Empowering Earth Science Communities to Share Data Through Guided Metadata Improvement
Speakers
Matthew Jones
NCEAS
Matt directs the Informatics program at NCEAS, which focuses on both supporting efficient synthesis through scientific computing and on building new advanced infrastructure to support data sharing, preservation, analysis, and modeling. Matt is the Director of the DataONE program, a global network of interoperable data repositories, and of the NSF Arctic Data Center.
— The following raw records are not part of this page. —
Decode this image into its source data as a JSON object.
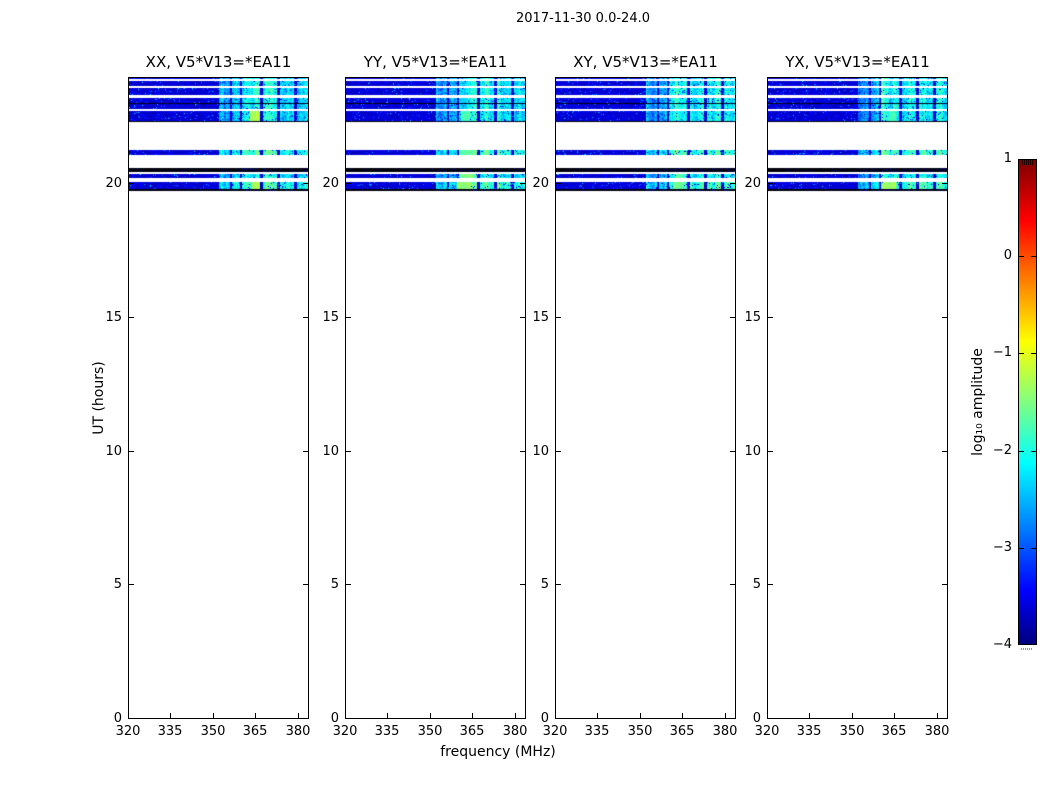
{
  "chart_data": {
    "type": "heatmap",
    "title": "2017-11-30 0.0-24.0",
    "xlabel": "frequency (MHz)",
    "ylabel": "UT (hours)",
    "xlim": [
      320,
      384
    ],
    "ylim": [
      0,
      24
    ],
    "xticks": [
      320,
      335,
      350,
      365,
      380
    ],
    "yticks": [
      0,
      5,
      10,
      15,
      20
    ],
    "grid": false,
    "panels": [
      {
        "title": "XX, V5*V13=*EA11",
        "seed": 101,
        "green_bars": [
          {
            "band": 2,
            "freq": [
              364,
              366
            ],
            "amp": -1.9
          },
          {
            "band": 6,
            "freq": [
              363,
              366.5
            ],
            "amp": -1.3
          },
          {
            "band": 11,
            "freq": [
              363.5,
              366.5
            ],
            "amp": -1.35
          }
        ]
      },
      {
        "title": "YY, V5*V13=*EA11",
        "seed": 202,
        "green_bars": [
          {
            "band": 6,
            "freq": [
              361,
              364
            ],
            "amp": -1.8
          },
          {
            "band": 8,
            "freq": [
              360.5,
              366
            ],
            "amp": -1.7
          },
          {
            "band": 10,
            "freq": [
              360.5,
              365.5
            ],
            "amp": -1.55
          },
          {
            "band": 11,
            "freq": [
              359.5,
              364.5
            ],
            "amp": -1.45
          }
        ]
      },
      {
        "title": "XY, V5*V13=*EA11",
        "seed": 303,
        "green_bars": [
          {
            "band": 10,
            "freq": [
              363,
              365.5
            ],
            "amp": -1.8
          },
          {
            "band": 11,
            "freq": [
              361.5,
              365
            ],
            "amp": -1.65
          }
        ]
      },
      {
        "title": "YX, V5*V13=*EA11",
        "seed": 404,
        "green_bars": [
          {
            "band": 6,
            "freq": [
              363,
              365
            ],
            "amp": -1.8
          },
          {
            "band": 11,
            "freq": [
              361,
              365.5
            ],
            "amp": -1.4
          }
        ]
      }
    ],
    "colorbar": {
      "label": "log₁₀ amplitude",
      "ticks": [
        1,
        0,
        -1,
        -2,
        -3,
        -4
      ],
      "range": [
        -4,
        1
      ],
      "cmap": "jet",
      "gradient_stops": [
        {
          "pos": 0,
          "color": "#00007f"
        },
        {
          "pos": 11,
          "color": "#0000ff"
        },
        {
          "pos": 37.5,
          "color": "#00ffff"
        },
        {
          "pos": 50,
          "color": "#80ff80"
        },
        {
          "pos": 62.5,
          "color": "#ffff00"
        },
        {
          "pos": 87.5,
          "color": "#ff0000"
        },
        {
          "pos": 100,
          "color": "#7f0000"
        }
      ]
    },
    "spectrogram": {
      "noise_floor_log10": -3.85,
      "rfi_level_log10": -2.6,
      "bands": [
        {
          "ut": [
            24.0,
            23.91
          ],
          "kind": "noise"
        },
        {
          "ut": [
            23.85,
            23.68
          ],
          "kind": "noise"
        },
        {
          "ut": [
            23.59,
            23.31
          ],
          "kind": "noise"
        },
        {
          "ut": [
            23.21,
            23.04
          ],
          "kind": "noise"
        },
        {
          "ut": [
            23.04,
            22.99
          ],
          "kind": "black"
        },
        {
          "ut": [
            22.99,
            22.8
          ],
          "kind": "noise"
        },
        {
          "ut": [
            22.73,
            22.37
          ],
          "kind": "noise"
        },
        {
          "ut": [
            22.37,
            22.32
          ],
          "kind": "black"
        },
        {
          "ut": [
            21.27,
            21.08
          ],
          "kind": "noise",
          "bright": true
        },
        {
          "ut": [
            20.58,
            20.43
          ],
          "kind": "black"
        },
        {
          "ut": [
            20.39,
            20.22
          ],
          "kind": "noise"
        },
        {
          "ut": [
            20.07,
            19.83
          ],
          "kind": "noise",
          "bright": true
        },
        {
          "ut": [
            19.83,
            19.74
          ],
          "kind": "black"
        }
      ],
      "rfi_clusters": [
        {
          "freq": [
            352,
            356
          ],
          "boost": 0.15
        },
        {
          "freq": [
            356.5,
            359.5
          ],
          "boost": 0.25
        },
        {
          "freq": [
            360,
            366.5
          ],
          "boost": 0.6
        },
        {
          "freq": [
            367.5,
            372.5
          ],
          "boost": 0.55
        },
        {
          "freq": [
            373.5,
            378.5
          ],
          "boost": 0.5
        },
        {
          "freq": [
            379.5,
            384
          ],
          "boost": 0.4
        }
      ]
    }
  }
}
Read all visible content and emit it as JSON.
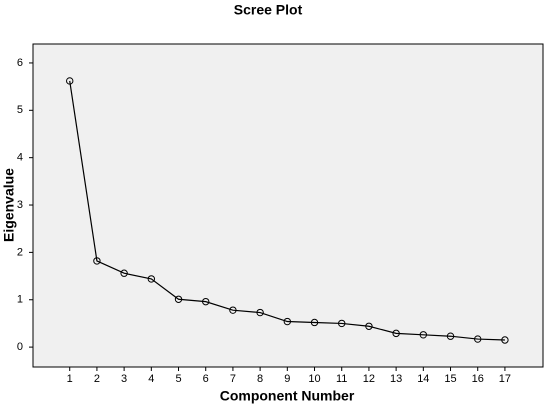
{
  "chart_data": {
    "type": "line",
    "title": "Scree Plot",
    "x_label": "Component Number",
    "y_label": "Eigenvalue",
    "x": [
      1,
      2,
      3,
      4,
      5,
      6,
      7,
      8,
      9,
      10,
      11,
      12,
      13,
      14,
      15,
      16,
      17
    ],
    "series": [
      {
        "name": "Eigenvalue",
        "color": "#000000",
        "values": [
          5.62,
          1.82,
          1.56,
          1.44,
          1.01,
          0.96,
          0.78,
          0.73,
          0.54,
          0.52,
          0.5,
          0.44,
          0.29,
          0.26,
          0.23,
          0.17,
          0.15
        ]
      }
    ],
    "xlim": [
      -0.35,
      18.4
    ],
    "ylim": [
      -0.42,
      6.4
    ],
    "xticks": [
      1,
      2,
      3,
      4,
      5,
      6,
      7,
      8,
      9,
      10,
      11,
      12,
      13,
      14,
      15,
      16,
      17
    ],
    "yticks": [
      0,
      1,
      2,
      3,
      4,
      5,
      6
    ],
    "background": "#f0f0f0",
    "grid": false
  }
}
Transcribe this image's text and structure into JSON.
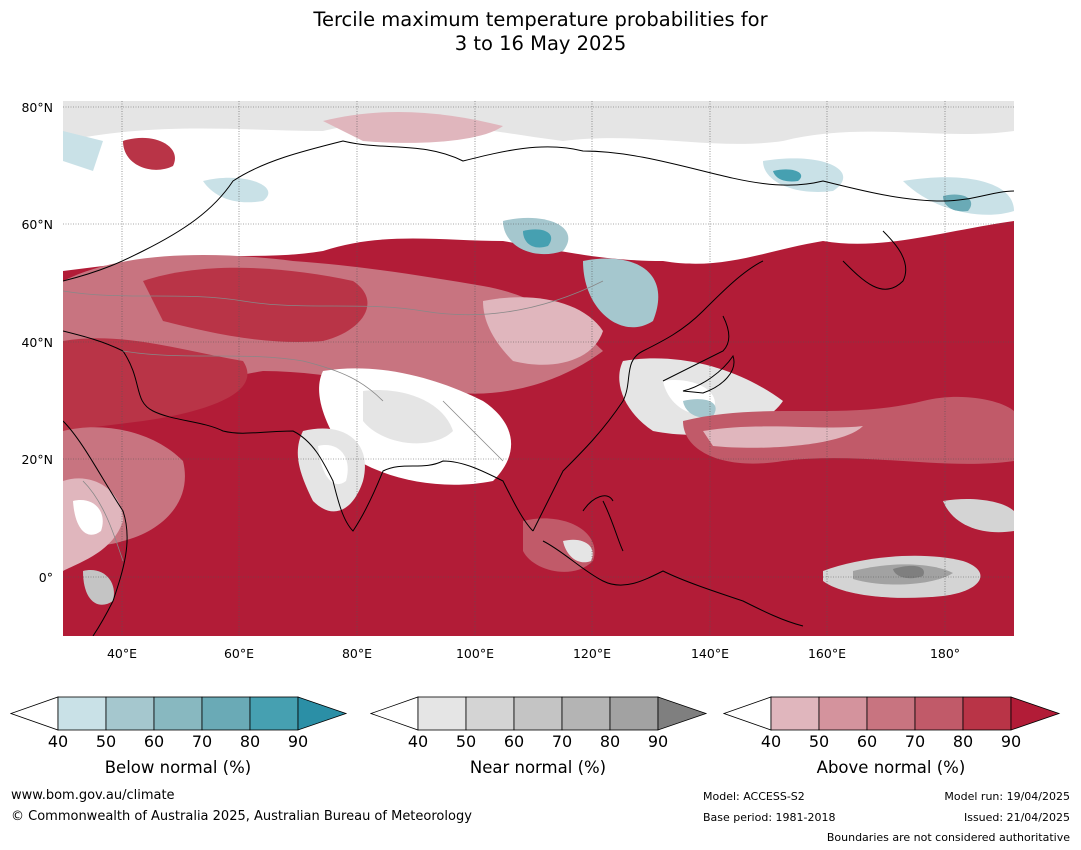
{
  "title_line1": "Tercile maximum temperature probabilities for",
  "title_line2": "3 to 16 May 2025",
  "lat_labels": [
    "80°N",
    "60°N",
    "40°N",
    "20°N",
    "0°"
  ],
  "lon_labels": [
    "40°E",
    "60°E",
    "80°E",
    "100°E",
    "120°E",
    "140°E",
    "160°E",
    "180°"
  ],
  "colorbars": [
    {
      "label": "Below normal (%)",
      "ticks": [
        "40",
        "50",
        "60",
        "70",
        "80",
        "90"
      ],
      "colors": [
        "#ffffff",
        "#c9e1e7",
        "#a5c7ce",
        "#88b8c0",
        "#6aaab6",
        "#46a0b1",
        "#2b8fa6"
      ]
    },
    {
      "label": "Near normal (%)",
      "ticks": [
        "40",
        "50",
        "60",
        "70",
        "80",
        "90"
      ],
      "colors": [
        "#ffffff",
        "#e5e5e5",
        "#d4d4d4",
        "#c4c4c4",
        "#b4b4b4",
        "#a2a2a2",
        "#7f7f7f"
      ]
    },
    {
      "label": "Above normal (%)",
      "ticks": [
        "40",
        "50",
        "60",
        "70",
        "80",
        "90"
      ],
      "colors": [
        "#ffffff",
        "#e0b6bd",
        "#d4939d",
        "#c87480",
        "#c15a69",
        "#b93447",
        "#b21c37"
      ]
    }
  ],
  "footer": {
    "website": "www.bom.gov.au/climate",
    "copyright": "© Commonwealth of Australia 2025, Australian Bureau of Meteorology",
    "model": "Model: ACCESS-S2",
    "base_period": "Base period: 1981-2018",
    "model_run": "Model run: 19/04/2025",
    "issued": "Issued: 21/04/2025",
    "disclaimer": "Boundaries are not considered authoritative"
  }
}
In addition to data infrastructure work at NCEAS, Matt also helps to build the NCEAS Learning Hub through an emphasis on data science and reproducible research teaching.
Matt’s career has focused on improving data science infrastructure to support cross-disciplinary and synthetic science, principally through the development of open source software for data repositories, metadata systems, and reproducible analysis and modeling.
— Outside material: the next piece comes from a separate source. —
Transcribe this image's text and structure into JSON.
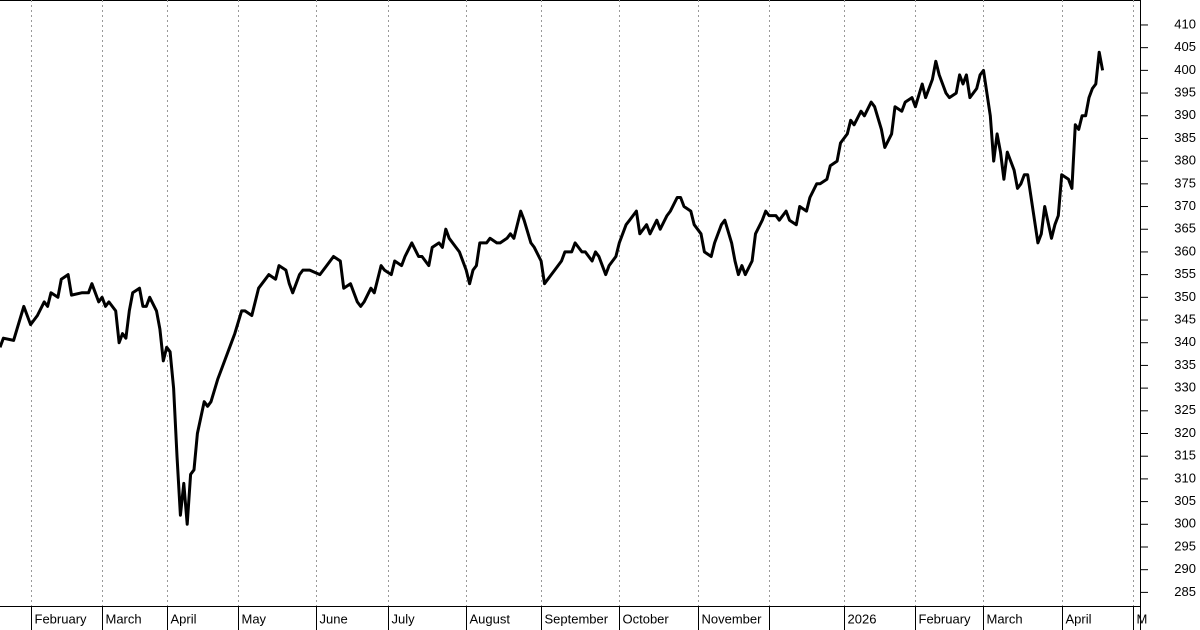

Matt has a M.S. in Zoology from the University of Florida that focused on the ecology of plant-animal interactions, and a B.A. from Dartmouth College.
Lindsay Powers
The HDF Group
Ted Habermann
The HDF Group
Earth Science communities can improve the discoverability, use and understanding of their data by improving the completeness and consistency of their metadata. Despite the potential for a great payoff, resources to invest in this work are often limited. We are working with DataONE Member Repositories to quantitatively evaluate their metadata and to identify specific strategies to improve the completeness and consistency of their metadata. We have developed an iterative, guided process intended to efficiently improve metadata to better serve their own communities, as well as share data across disciplines. The community specific approach focuses on community metadata requirements, and also provides guidance on adding other metadata concepts to expand the effectiveness of metadata for multiple uses, including data discovery, data understanding, and data re-use. The end goal of this work is to help communities improve their metadata based on their own requirements through time.
We will present the results of a baseline analysis of more than 25 diverse metadata collections from established data repositories representing communities across the earth and environmental sciences. The baseline analysis describes the current state of the metadata in these collections and highlights areas for improvement. We compare these collections to demonstrate exemplar practitioners that can provide guidance to other communities.
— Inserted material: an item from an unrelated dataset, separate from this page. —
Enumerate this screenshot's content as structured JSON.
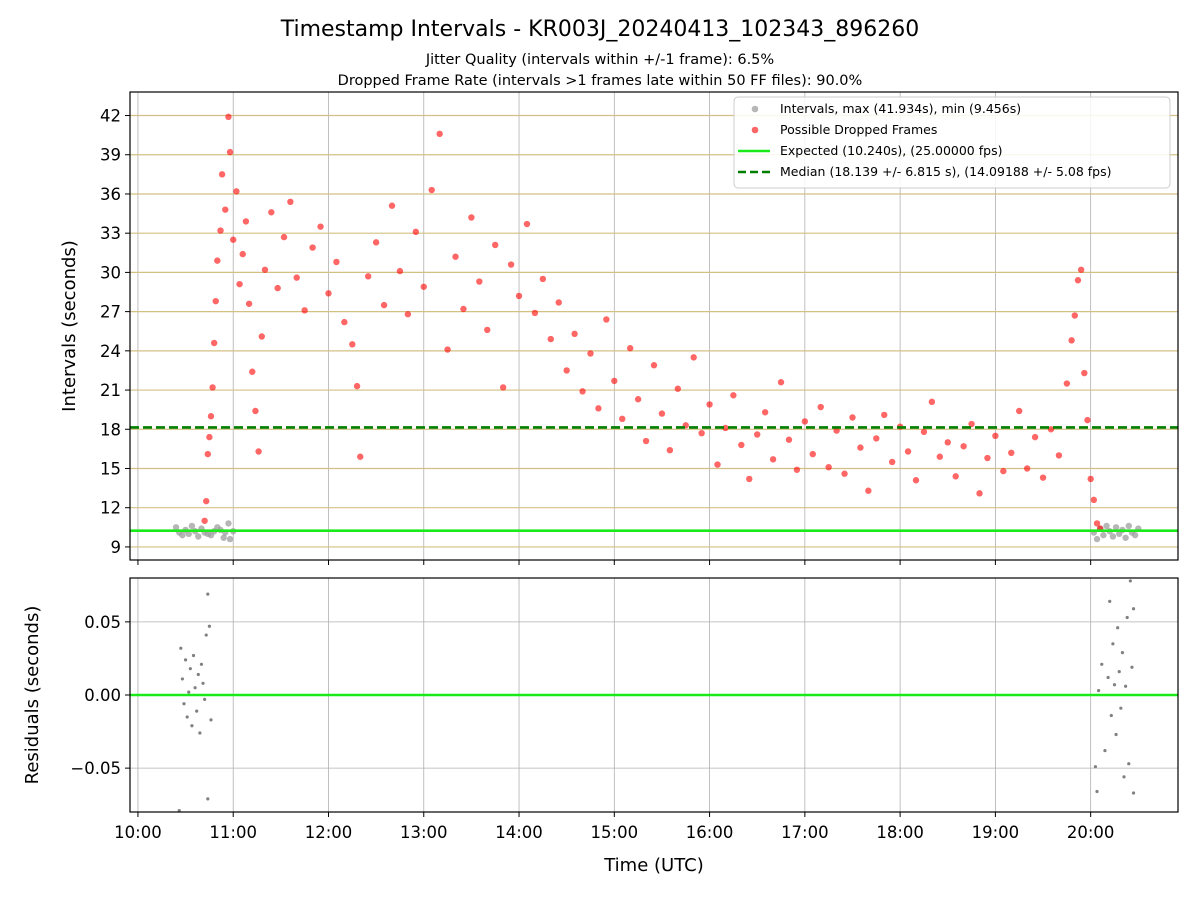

In addition, we are building web-based tools based on a common metadata evaluation library that can be incorporated into community tools such as metadata editors and repository platforms, as well as form the core of a metadata completeness reporting service that is integrated within specific partner information systems such as the DataONE Coordinating Repository services and the Mercury Online Metadata Editor. This aspect of the project is forthcoming and we will discuss the plans for the future.